Putting the Pep in PEPP
For now, the European Central Bank’s new €750 billion Pandemic Emergency Purchase Program is the only game in town for ensuring that the eurozone survives the COVID-19 crisis intact. The ECB should strengthen its bazooka to prevent the pandemic from causing even more damage.
LONDON – The European Central Bank’s €750 billion ($818 billion) Pandemic Emergency Purchase Program (PEPP) was hailed at its inception in March as the “big bazooka,” bringing welcome relief to bond markets in so-called peripheral eurozone countries such as Italy, Spain, Portugal, and Greece. But the ECB must strengthen the program to make it truly effective.

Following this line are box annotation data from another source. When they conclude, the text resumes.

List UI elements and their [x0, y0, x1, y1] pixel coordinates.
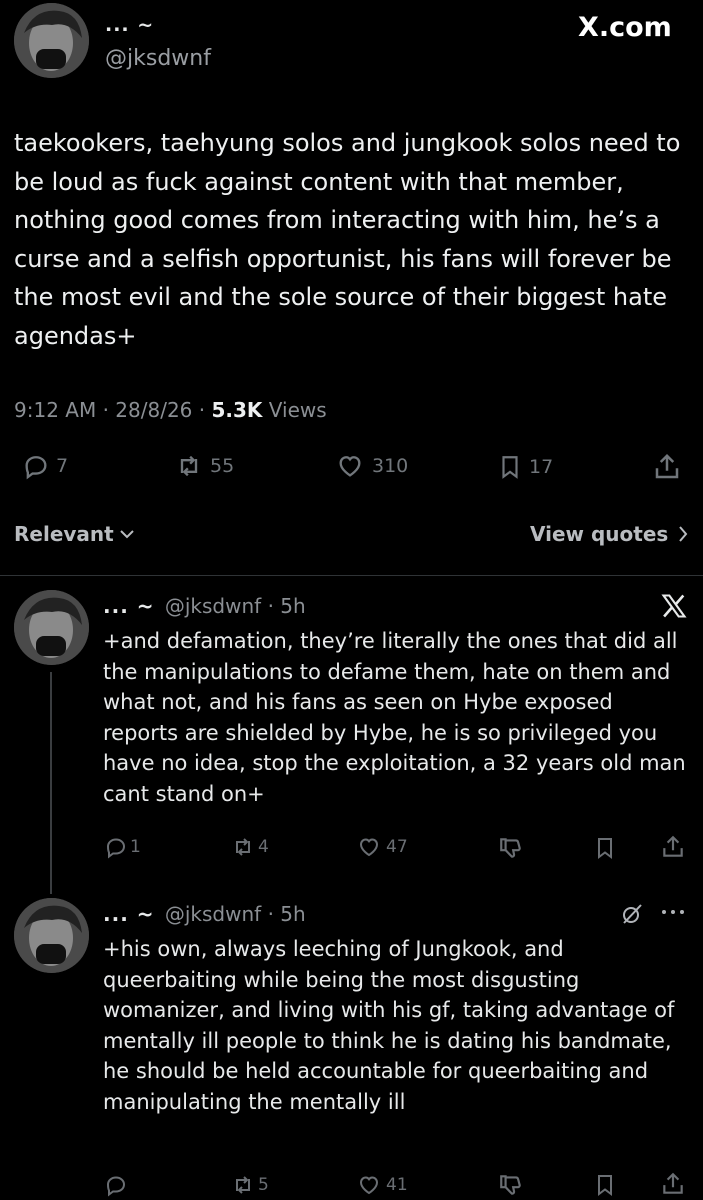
chevron-down-icon	[120, 530, 134, 539]
meta-separator: ·	[102, 398, 116, 422]
meta-separator: ·	[267, 594, 274, 618]
divider	[0, 575, 703, 576]
views-label: Views	[268, 398, 327, 422]
bookmark-count: 17	[529, 456, 554, 478]
reply-header: ... ~ @jksdwnf · 5h	[103, 902, 306, 926]
avatar[interactable]	[14, 590, 89, 665]
reply-button[interactable]: 1	[104, 835, 141, 859]
heart-icon	[359, 1176, 379, 1195]
repost-count: 55	[210, 455, 235, 477]
repost-icon	[180, 455, 198, 477]
reply-count: 7	[56, 455, 69, 477]
reply-icon	[106, 1176, 126, 1197]
display-name[interactable]: ... ~	[103, 902, 155, 926]
reply-age[interactable]: 5h	[280, 902, 305, 926]
reply-text: +his own, always leeching of Jungkook, a…	[103, 937, 675, 1114]
like-count: 41	[386, 1175, 408, 1195]
repost-count: 5	[258, 1175, 269, 1195]
heart-icon	[339, 456, 361, 477]
view-quotes-link[interactable]: View quotes	[530, 522, 688, 546]
repost-button[interactable]: 4	[230, 835, 269, 859]
post-text: taekookers, taehyung solos and jungkook …	[14, 129, 681, 350]
bookmark-button[interactable]: 17	[497, 452, 553, 482]
chevron-right-icon	[679, 526, 688, 542]
reply-icon	[25, 456, 47, 480]
repost-icon	[236, 1176, 250, 1194]
share-button[interactable]	[652, 452, 682, 482]
thumbs-down-icon	[500, 838, 521, 858]
handle[interactable]: @jksdwnf	[165, 902, 261, 926]
dislike-button[interactable]	[498, 1172, 524, 1198]
share-icon	[663, 1172, 683, 1194]
more-options-icon[interactable]	[660, 908, 686, 916]
like-button[interactable]: 41	[356, 1173, 408, 1197]
heart-icon	[359, 838, 379, 857]
bookmark-button[interactable]	[593, 835, 617, 861]
display-name[interactable]: ... ~	[105, 14, 154, 36]
reply-button[interactable]	[104, 1173, 134, 1197]
like-count: 47	[386, 837, 408, 857]
thumbs-down-icon	[500, 1175, 521, 1195]
reply-icon	[106, 838, 126, 859]
repost-button[interactable]: 55	[174, 452, 234, 480]
sort-relevant-label: Relevant	[14, 522, 114, 546]
handle[interactable]: @jksdwnf	[105, 46, 211, 71]
reply-header: ... ~ @jksdwnf · 5h	[103, 594, 306, 618]
grok-icon[interactable]	[620, 902, 644, 926]
repost-button[interactable]: 5	[230, 1173, 269, 1197]
dislike-button[interactable]	[498, 835, 524, 861]
share-icon	[655, 453, 679, 479]
reply-text: +and defamation, they’re literally the o…	[103, 629, 686, 806]
avatar[interactable]	[14, 3, 89, 78]
like-count: 310	[372, 455, 409, 477]
views-count: 5.3K	[211, 398, 263, 422]
bookmark-button[interactable]	[593, 1172, 617, 1198]
brand-label: X.com	[578, 12, 672, 43]
view-quotes-label: View quotes	[530, 522, 669, 546]
meta-separator: ·	[198, 398, 212, 422]
share-button[interactable]	[660, 834, 686, 860]
sort-relevant-dropdown[interactable]: Relevant	[14, 522, 134, 546]
repost-icon	[236, 838, 250, 856]
bookmark-icon	[598, 838, 612, 859]
bookmark-icon	[598, 1175, 612, 1196]
like-button[interactable]: 310	[334, 452, 408, 480]
avatar[interactable]	[14, 898, 89, 973]
repost-count: 4	[258, 837, 269, 857]
share-icon	[663, 835, 683, 857]
reply-button[interactable]: 7	[22, 452, 68, 480]
post-time[interactable]: 9:12 AM	[14, 398, 96, 422]
bookmark-icon	[502, 456, 518, 479]
display-name[interactable]: ... ~	[103, 594, 155, 618]
reply-age[interactable]: 5h	[280, 594, 305, 618]
reply-count: 1	[130, 837, 141, 857]
share-button[interactable]	[660, 1171, 686, 1197]
handle[interactable]: @jksdwnf	[165, 594, 261, 618]
like-button[interactable]: 47	[356, 835, 408, 859]
post-meta: 9:12 AM · 28/8/26 · 5.3K Views	[14, 398, 327, 422]
post-date[interactable]: 28/8/26	[115, 398, 192, 422]
thread-line	[50, 672, 52, 894]
x-logo-icon	[661, 594, 687, 618]
meta-separator: ·	[267, 902, 274, 926]
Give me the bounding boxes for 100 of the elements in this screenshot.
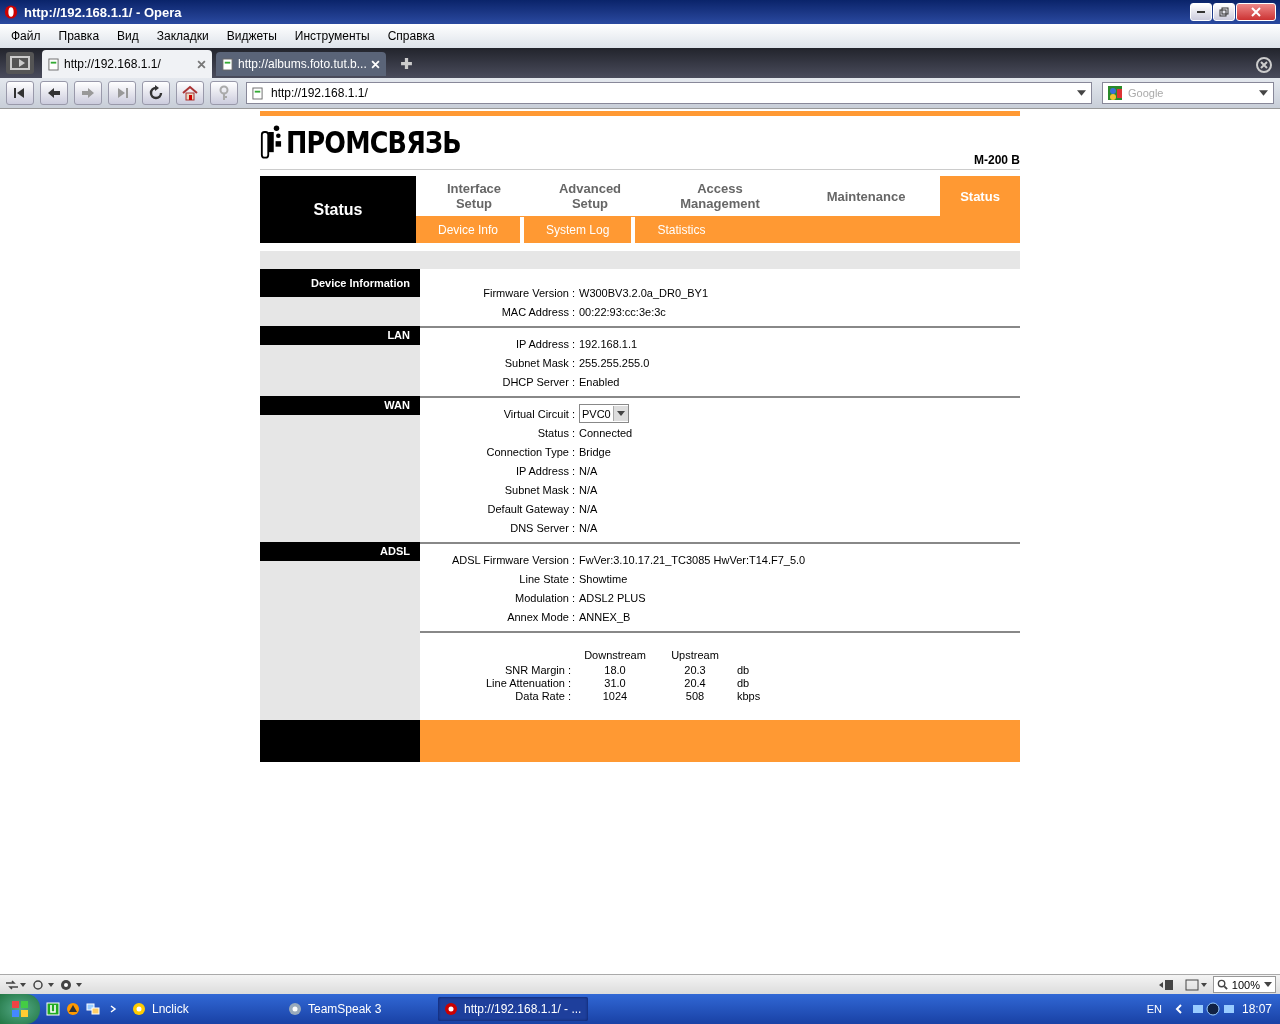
browser-tab[interactable]: http://albums.foto.tut.b... (216, 52, 386, 76)
menu-item[interactable]: Виджеты (217, 29, 286, 43)
field-value: N/A (579, 521, 598, 534)
field-value: ADSL2 PLUS (579, 591, 646, 604)
taskbar-button[interactable]: TeamSpeak 3 (282, 997, 432, 1021)
field-label: Firmware Version : (482, 286, 576, 299)
start-button[interactable] (0, 994, 40, 1024)
stat-value: 20.4 (683, 676, 707, 689)
taskbar-button[interactable]: http://192.168.1.1/ - ... (438, 997, 588, 1021)
nav-tab[interactable]: Interface Setup (416, 176, 532, 216)
dropdown-caret-icon[interactable] (1264, 982, 1272, 987)
nav-tab[interactable]: Access Management (648, 176, 792, 216)
stat-unit: db (736, 663, 751, 676)
minimize-icon (1197, 11, 1205, 13)
search-icon (1216, 979, 1228, 990)
rewind-button[interactable] (6, 81, 34, 105)
menu-item[interactable]: Закладки (147, 29, 218, 43)
app-icon (444, 1002, 458, 1016)
minimize-button[interactable] (1190, 3, 1212, 21)
restore-icon (1219, 7, 1229, 17)
nav-tab[interactable]: Advanced Setup (532, 176, 648, 216)
field-value: Bridge (579, 445, 611, 458)
back-button[interactable] (40, 81, 68, 105)
field-value: FwVer:3.10.17.21_TC3085 HwVer:T14.F7_5.0 (579, 553, 806, 566)
sync-icon[interactable] (4, 978, 28, 991)
field-label: ADSL Firmware Version : (450, 553, 576, 566)
dropdown-caret-icon[interactable] (1259, 90, 1268, 96)
forward-button[interactable] (74, 81, 102, 105)
view-icon[interactable] (1184, 978, 1209, 991)
address-field[interactable]: http://192.168.1.1/ (246, 82, 1092, 104)
nav-tab[interactable]: Maintenance (792, 176, 940, 216)
browser-tab[interactable]: http://192.168.1.1/ (42, 50, 212, 78)
field-value: N/A (579, 464, 598, 477)
virtual-circuit-select[interactable]: PVC0 (579, 404, 629, 423)
model-name: M-200 B (974, 153, 1020, 167)
new-tab-icon[interactable] (400, 57, 413, 70)
section-header: WAN (260, 396, 420, 415)
restore-button[interactable] (1213, 3, 1235, 21)
page-icon (48, 57, 59, 71)
menu-item[interactable]: Файл (2, 29, 50, 43)
app-icon (132, 1002, 146, 1016)
warning-circle-icon[interactable] (66, 1002, 80, 1016)
windows-logo-icon (10, 999, 30, 1019)
field-label: Subnet Mask : (503, 483, 576, 496)
stat-value: 31.0 (603, 676, 627, 689)
language-indicator[interactable]: EN (1142, 1003, 1166, 1015)
menu-item[interactable]: Вид (108, 29, 148, 43)
computers-icon[interactable] (86, 1002, 100, 1016)
field-label: MAC Address : (500, 305, 576, 318)
field-value: Enabled (579, 375, 620, 388)
back-arrow-icon (46, 85, 62, 101)
reload-icon (148, 85, 164, 101)
field-value: 192.168.1.1 (579, 337, 638, 350)
field-label: Default Gateway : (486, 502, 576, 515)
window-title: http://192.168.1.1/ - Opera (24, 4, 182, 20)
field-label: IP Address : (514, 337, 576, 350)
home-button[interactable] (176, 81, 204, 105)
menu-item[interactable]: Справка (378, 29, 444, 43)
stat-value: 508 (684, 689, 706, 702)
search-engine-icon[interactable] (1108, 86, 1122, 100)
clock: 18:07 (1241, 1002, 1272, 1016)
field-label: Line State : (518, 572, 576, 585)
field-label: DHCP Server : (501, 375, 576, 388)
reload-button[interactable] (142, 81, 170, 105)
key-button[interactable] (210, 81, 238, 105)
turbo-icon[interactable] (60, 978, 84, 991)
dropdown-caret-icon[interactable] (1077, 90, 1086, 96)
home-icon (182, 85, 198, 101)
section-header: LAN (260, 326, 420, 345)
field-value: N/A (579, 502, 598, 515)
close-icon (1251, 7, 1261, 17)
forward-arrow-icon (80, 85, 96, 101)
stat-value: 20.3 (683, 663, 707, 676)
field-label: Connection Type : (485, 445, 576, 458)
taskbar-button[interactable]: Lnclick (126, 997, 276, 1021)
stat-label: SNR Margin : (503, 663, 572, 676)
field-label: Status : (536, 426, 576, 439)
menu-item[interactable]: Правка (49, 29, 109, 43)
field-label: IP Address : (514, 464, 576, 477)
field-label: DNS Server : (509, 521, 576, 534)
company-logo: ПРОМСВЯЗЬ (260, 121, 492, 164)
close-icon[interactable] (197, 59, 206, 69)
close-button[interactable] (1236, 3, 1276, 21)
page-title: Status (260, 176, 416, 243)
field-label: Subnet Mask : (503, 356, 576, 369)
panel-icon (10, 56, 30, 70)
tray-icons (1191, 1002, 1236, 1016)
closed-tabs-icon[interactable] (1254, 54, 1274, 74)
panel-toggle-button[interactable] (6, 52, 34, 74)
page-icon (252, 86, 263, 100)
opera-logo-icon (4, 5, 18, 19)
field-value: W300BV3.2.0a_DR0_BY1 (579, 286, 709, 299)
zoom-field[interactable]: 100% (1212, 976, 1276, 993)
fast-forward-button[interactable] (108, 81, 136, 105)
menu-item[interactable]: Инструменты (285, 29, 379, 43)
stat-label: Data Rate : (514, 689, 572, 702)
unite-icon[interactable] (32, 978, 56, 991)
dropdown-caret-icon[interactable] (613, 406, 628, 421)
app-icon (288, 1002, 302, 1016)
field-label: Modulation : (514, 591, 576, 604)
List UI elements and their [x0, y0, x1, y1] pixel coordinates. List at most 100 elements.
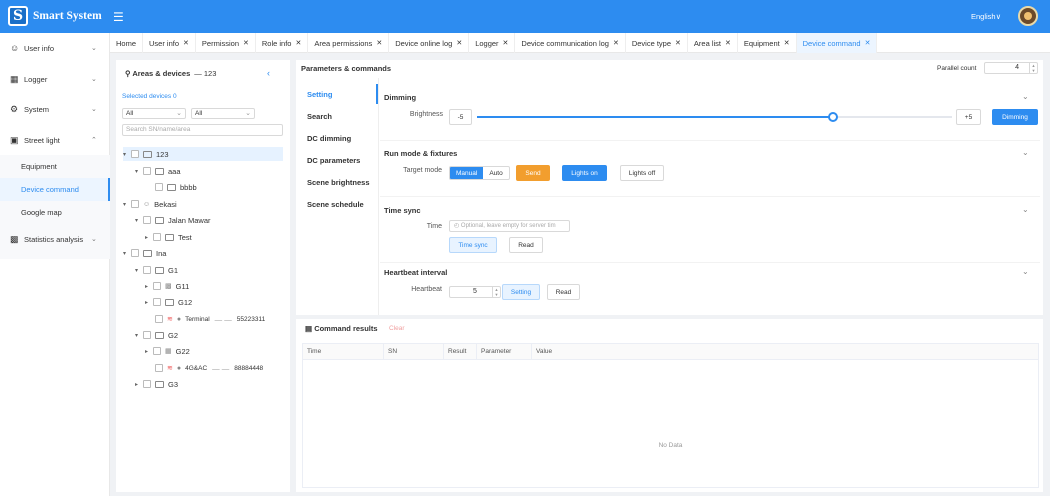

The ECB’s PEPP purchases are unlike its regular, across-the-board asset purchases, which seek to provide general monetary stimulus. Whereas those operations are based on each country’s share of the ECB’s capital (or “capital key”), PEPP’s purpose is to fix a market malfunction by targeting purchases at countries under the greatest pressure.
The new program, which investors expect the ECB to enlarge, has succeeded in capping interest-rate spreads between core and peripheral eurozone member states. But spreads remain elevated and investors are jittery, especially given the likelihood that the COVID-19 crisis will increase Italy’s public debt to 150-160% of GDP for the foreseeable future. There is no good way to finesse that shock.